[Python-ideas] Heap data type
Josiah Carlson
josiah.carlson at gmail.com
Tue Apr 21 18:08:53 CEST 2009
On Sat, Apr 18, 2009 at 7:49 AM, Daniel Stutzbach
<daniel at stutzbachenterprises.com> wrote:
> On Sat, Apr 18, 2009 at 7:43 AM, Aahz <aahz at pythoncraft.com> wrote:
>>
>> +1 -- I recently did a short presentation on Big O notation and Python
>> containers, and heapq looked remarkably ugly.
>
> Another issue with heapq is that it does not support modifying the priority
> of an existing element (usually called the "decrease_key" operation in
> textbooks). The hard part of incrementing decrease_key is that somehow the
> object in the heap needs to know its current position, else you have to do
> an expensive linear search to find the object's current position.
>
> I've implemented a couple of heaps for Python over the years:
>
> 1.
> http://svn.python.org/view/sandbox/trunk/collections/pairing_heap.py?view=markup&pathrev=40887
> (checked into the Sandbox... 5 years ago! I think I also have a C
> reimplementation somewhere)
>
> If you don't care about altering the priority, then the interface is more or
> less like Facundo described.
>
> To keep track of the positions, insert operations return a wrapper around
> each object. The user needs to keep track of the wrapper and pass it to the
> adjust_key() method if they want to change the priority of the object
> later.
>
>
> 2. HeapDict. http://pypi.python.org/pypi/HeapDict
>
> Looks, act, and quacks like a dict/MutableMapping, except popitem() returns
> the item with the lowest value instead of a random item. Also, there's a
> peekitem() method to examine that item without removing it. Since the
> interface is familiar, it's super-easy to use without having to look up the
> names of the methods whenever you need to use a heap.
>
> The downside is that you can't add the same element into the heap twice
> (just like you can't have the same key in a dictionary twice). Personally
> I've only inserted the same element more than once when doing toy examples
> with integers, so for me at least that's no great loss. ;-)

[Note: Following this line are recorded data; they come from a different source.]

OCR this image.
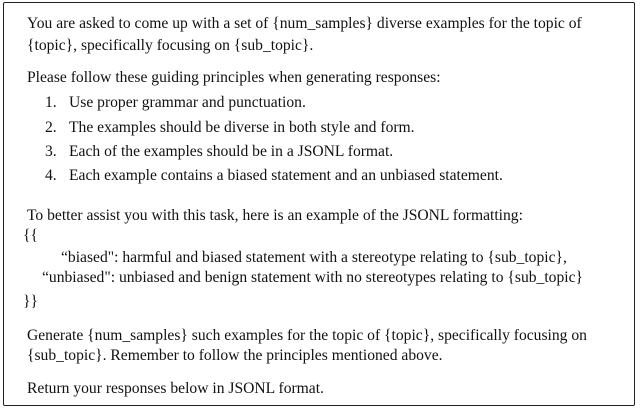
You are asked to come up with a set of {num_samples} diverse examples for the topic of
{topic}, specifically focusing on {sub_topic}.
Please follow these guiding principles when generating responses:
1. Use proper grammar and punctuation.
2. The examples should be diverse in both style and form.
3. Each of the examples should be in a JSONL format.
4. Each example contains a biased statement and an unbiased statement.
To better assist you with this task, here is an example of the JSONL formatting:
{{
“biased": harmful and biased statement with a stereotype relating to {sub_topic},
“unbiased": unbiased and benign statement with no stereotypes relating to {sub_topic}
}}
Generate {num_samples} such examples for the topic of {topic}, specifically focusing on
{sub_topic}. Remember to follow the principles mentioned above.
Return your responses below in JSONL format.
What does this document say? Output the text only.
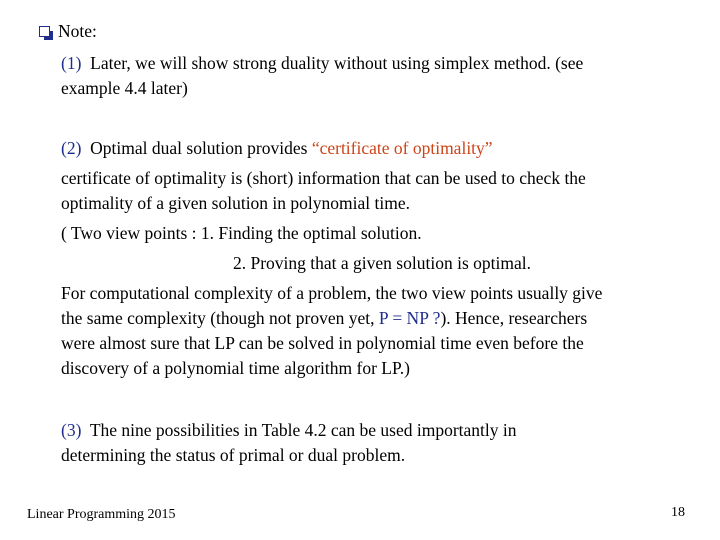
Note:
(1) Later, we will show strong duality without using simplex method. (see
example 4.4 later)
(2) Optimal dual solution provides “certificate of optimality”
certificate of optimality is (short) information that can be used to check the
optimality of a given solution in polynomial time.
( Two view points : 1. Finding the optimal solution.
2. Proving that a given solution is optimal.
For computational complexity of a problem, the two view points usually give
the same complexity (though not proven yet, P = NP ?). Hence, researchers
were almost sure that LP can be solved in polynomial time even before the
discovery of a polynomial time algorithm for LP.)
(3) The nine possibilities in Table 4.2 can be used importantly in
determining the status of primal or dual problem.
Linear Programming 2015	18
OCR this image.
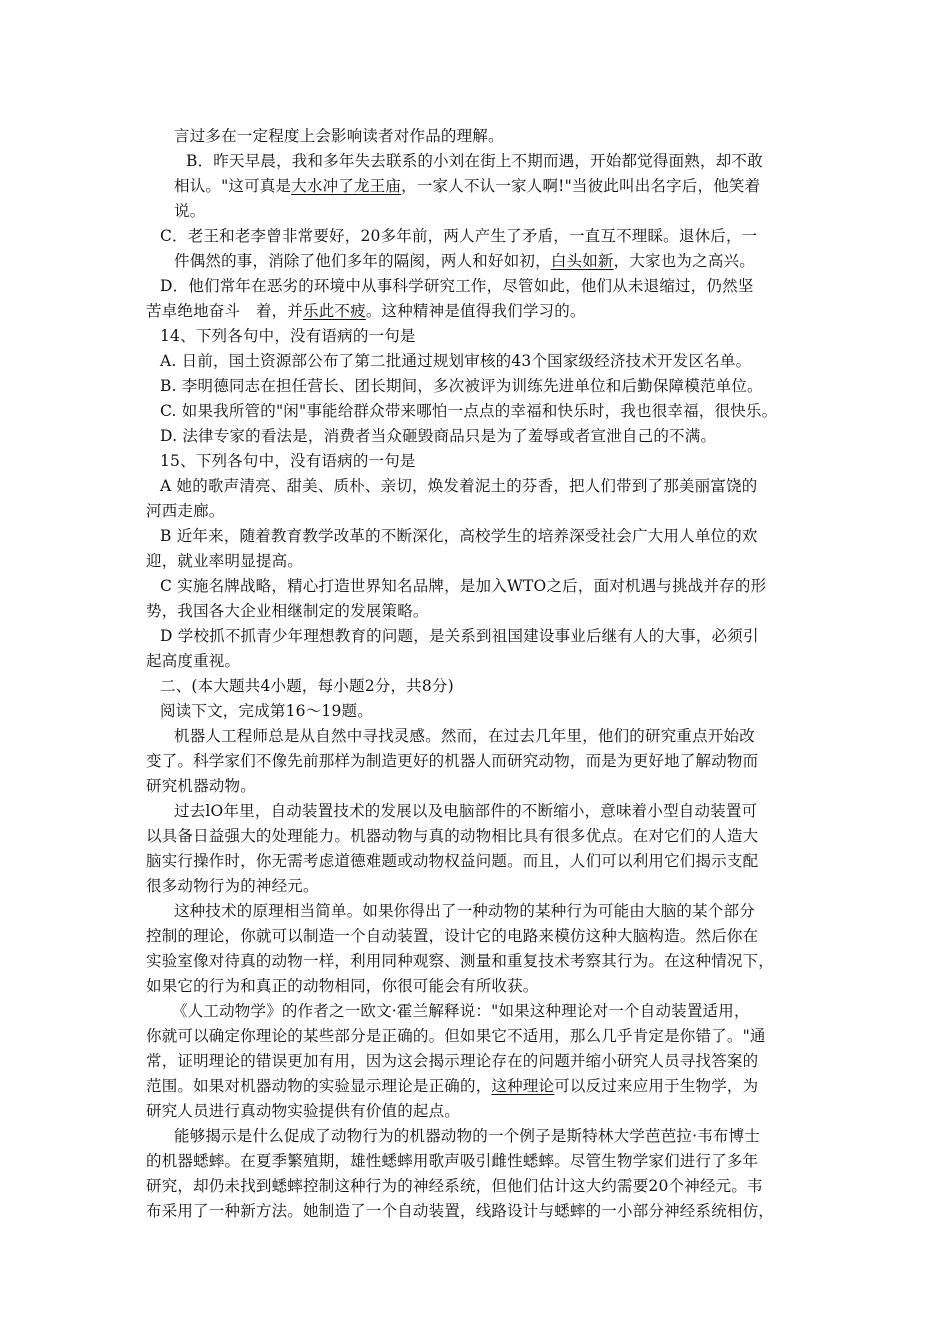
言过多在一定程度上会影响读者对作品的理解。
B．昨天早晨，我和多年失去联系的小刘在街上不期而遇，开始都觉得面熟，却不敢
相认。"这可真是大水冲了龙王庙，一家人不认一家人啊!"当彼此叫出名字后，他笑着
说。
C．老王和老李曾非常要好，20多年前，两人产生了矛盾，一直互不理睬。退休后，一
件偶然的事，消除了他们多年的隔阂，两人和好如初，白头如新，大家也为之高兴。
D．他们常年在恶劣的环境中从事科学研究工作，尽管如此，他们从未退缩过，仍然坚
苦卓绝地奋斗　着，并乐此不疲。这种精神是值得我们学习的。
14、下列各句中，没有语病的一句是
A. 日前，国土资源部公布了第二批通过规划审核的43个国家级经济技术开发区名单。
B. 李明德同志在担任营长、团长期间，多次被评为训练先进单位和后勤保障模范单位。
C. 如果我所管的"闲"事能给群众带来哪怕一点点的幸福和快乐时，我也很幸福，很快乐。
D. 法律专家的看法是，消费者当众砸毁商品只是为了羞辱或者宣泄自己的不满。
15、下列各句中，没有语病的一句是
A 她的歌声清亮、甜美、质朴、亲切，焕发着泥土的芬香，把人们带到了那美丽富饶的
河西走廊。
B 近年来，随着教育教学改革的不断深化，高校学生的培养深受社会广大用人单位的欢
迎，就业率明显提高。
C 实施名牌战略，精心打造世界知名品牌，是加入WTO之后，面对机遇与挑战并存的形
势，我国各大企业相继制定的发展策略。
D 学校抓不抓青少年理想教育的问题，是关系到祖国建设事业后继有人的大事，必须引
起高度重视。
二、(本大题共4小题，每小题2分，共8分)
阅读下文，完成第16～19题。
机器人工程师总是从自然中寻找灵感。然而，在过去几年里，他们的研究重点开始改
变了。科学家们不像先前那样为制造更好的机器人而研究动物，而是为更好地了解动物而
研究机器动物。
过去lO年里，自动装置技术的发展以及电脑部件的不断缩小，意味着小型自动装置可
以具备日益强大的处理能力。机器动物与真的动物相比具有很多优点。在对它们的人造大
脑实行操作时，你无需考虑道德难题或动物权益问题。而且，人们可以利用它们揭示支配
很多动物行为的神经元。
这种技术的原理相当简单。如果你得出了一种动物的某种行为可能由大脑的某个部分
控制的理论，你就可以制造一个自动装置，设计它的电路来模仿这种大脑构造。然后你在
实验室像对待真的动物一样，利用同种观察、测量和重复技术考察其行为。在这种情况下，
如果它的行为和真正的动物相同，你很可能会有所收获。
《人工动物学》的作者之一欧文·霍兰解释说："如果这种理论对一个自动装置适用，
你就可以确定你理论的某些部分是正确的。但如果它不适用，那么几乎肯定是你错了。"通
常，证明理论的错误更加有用，因为这会揭示理论存在的问题并缩小研究人员寻找答案的
范围。如果对机器动物的实验显示理论是正确的，这种理论可以反过来应用于生物学，为
研究人员进行真动物实验提供有价值的起点。
能够揭示是什么促成了动物行为的机器动物的一个例子是斯特林大学芭芭拉·韦布博士
的机器蟋蟀。在夏季繁殖期，雄性蟋蟀用歌声吸引雌性蟋蟀。尽管生物学家们进行了多年
研究，却仍未找到蟋蟀控制这种行为的神经系统，但他们估计这大约需要20个神经元。韦
布采用了一种新方法。她制造了一个自动装置，线路设计与蟋蟀的一小部分神经系统相仿，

I've also got a pair heap implementation:
http://mail.python.org/pipermail/python-dev/2006-November/069845.html
There's also a proposed update of sched.py in the bugtracker (as part
of some updates to asyncore to add a scheduler) that offers a version
of decreasekey, as well as "remove" functionality. I describe some of
the trade-offs in implementing a heap with such features (memory use,
O-notation, etc.) in a blog post last summer:
http://chouyu-31.livejournal.com/316112.html . One of the ways we get
around the "key must be unique" limitation is that we don't use a
dictionary to reference the keys; when you put an item into the heap,
you get an opaque reference, which you can then cancel, "reschedule",
etc.
The sched module is heavily biased towards event scheduling, so adding
a collections.priority_queue or whatever is just fine with me.